Despite beautiful landscapes and bountiful harvests, farming is hard work and always has been. The Great Depression in rural America, which began in the 1920s and lasted until World War II, made it still harder. At a time when tractors were replacing horses and the family farm was giving way to the large, single-crop enterprise, the struggle to survive and modernize in a period of economic scarcity was especially sharp. In A Good Day's Work, Dwight Hoover, who grew up on an Iowa farm in this era, recalls the events of day-to-day life on a single farm, offering detailed descriptions of daily work in each of the year's four seasons. A Good Day's Work is a fascinating if grim reminder of what it was like to be a child with adult responsibilities. Mr. Hoover's unusual memoir recalls the rough edges as well as the happy moments of rural life. It is an honest re-creation of a world that was vanishing.
Dwight W. Hoover describes his boyhood on a 100-acre Iowa family farm in the 1930s. I grew up on a 100-acre dairy farm in Wisconsin a few years later, and to some extent his account resonated with me. Our family, like his, tried and failed to come to grips with the "get big or get out" realities of American agriculture. The Iowa Highway Commission delivered a major blow with its decision to "construct a state highway through my father's farm," destroying the family's orchard. Our family, like his, moved from horse power (mule power in our case) to tractors. It was important to grow more cash crops and re-fence to allow "full utilization of the tractor's potential." His chapter on the factors involved in this conversion is one of the most interesting and insightful of the entire book: the increase in the need for cash, changes in crops, the elimination of work stock, the arrangement of fences and fields, and the use of farm buildings. He hated many of the farm chores: manure hauling, castration and the killing. But, "pumping water was no more boring than working out in a gym, and at least the exercise was outdoors in clean air." He writes with some pleasure of the 4-H and Future Farmers of America programs, and his competitions at the local fairs. At the end of the day, he leaves farming as a teenager. There's a bit of regret in his telling of his story, but he clearly enjoyed his professor's life more. This is a useful book for anyone interested in the conversion from animal to tractor power on mid-western farms. The "Wall Street Journal" reviewed this book with Little Heathens: Hard Times and High Spirits on an Iowa Farm During the Great Depression (I purchased them both because of the coincidence of my own upbringing). Mildred Armstrong Kalish describes a warmer, perhaps happier culture, but the two books describe a similar life style. Perhaps, most revealing, both authors left the farm when they were able to do so as teenagers. Robert C. Ross 2008
CITY PERSON CONNECTS WITH IOWA FARM STORY
Published by Thriftbooks.com User , 16 years ago
Dwight Hoover has written an engrossing story of farm life during the Depression in Iowa. What I found especially fascinating was learning of the gradual phasing out of work horses over many years--it wasn't a sudden conversion to gas-powered vehicles. As a person raised in a big city (Chicago) that made sense as I thought about it. I remember as a little girl in the late'40s/early 50s a horse and cart parked on our street in the city. The book takes us through typical days and especially, typical seasons of farm life, describing in detail planting, cultivation and harvesting of crops. Using vivid details and choosing carefully what stories to tell, the author gives us a complete picture of what life was like when he was growing up.
good read
Published by Thriftbooks.com User , 17 years ago
I grew up in a small town in Iowa during the 60s & 70s. Lately I have read several books on growing up in Iowa and found this one to be one of the best. The author explains in great detail of what Iowa farm life was like during the Great Depression. Hard work, isolation and the dependence on the entire family just to get by is just some of what the author covers. A good read for anyone interested in early farm life.
A Good Day's Read
Published by Thriftbooks.com User , 17 years ago
Although Mr. Hoover's book evoked no memories for me (I was born and raised in Chicago), I was completely absorbed and enchanted. He brings alive a different time and place so vividly that he carries his reader there with his descriptions and stories. Although he apparently means this book as a gift to his grandsons, it is equally a gift to all of us who can get lost in its pages!

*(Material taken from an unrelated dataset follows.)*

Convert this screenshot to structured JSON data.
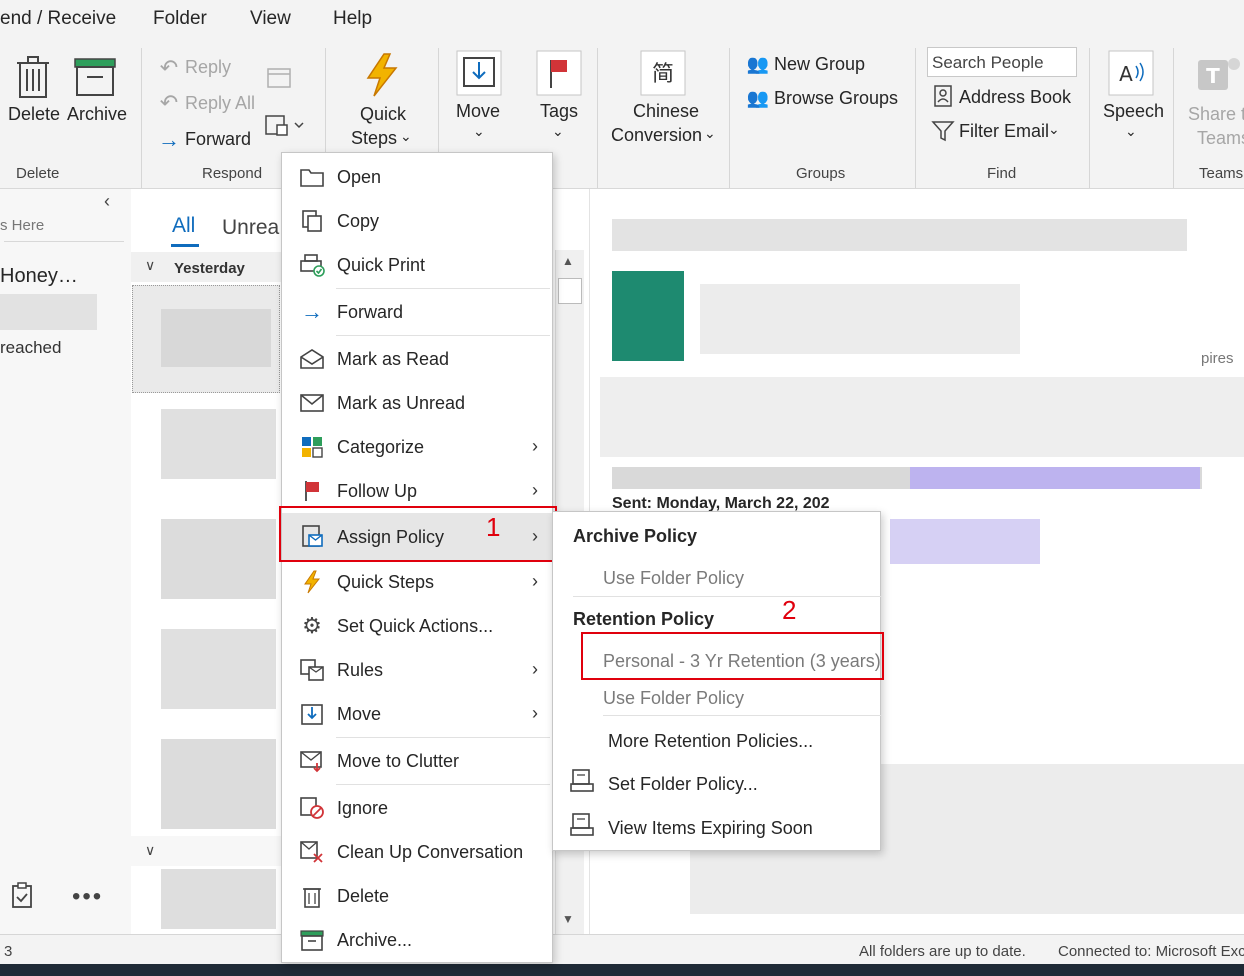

An interesting farm history
Published by Thriftbooks.com User , 17 years ago
A Good Day's Work Dwight W. Hoover This book brought back many memories for me of visiting my older sister living on a farm in Indiana during the fifties. I also loved to hear my mother telling stories of growing up on a farm in Indiana in the early 1900's. There is much about farm life described by the author that is similar over these decades. He describes the hard work, the co-operation, family bond and the community spirit that seems to me to be a common thread throughout farm life. This book caused me to think about the family values and personal ethics that are less a part of our lives today as not only farming but other occupations have changed in the United States. The hard work, long days and financial uncertainty remain for those family farmers trying to continue the traditional way of farming in the mid-west. The author shares the right amount of antidotal stories that causes the reader to feel he/she knows this farm family. Sharing their experiences through the writing of one of the members of the Hoover family makes this book a joy to read.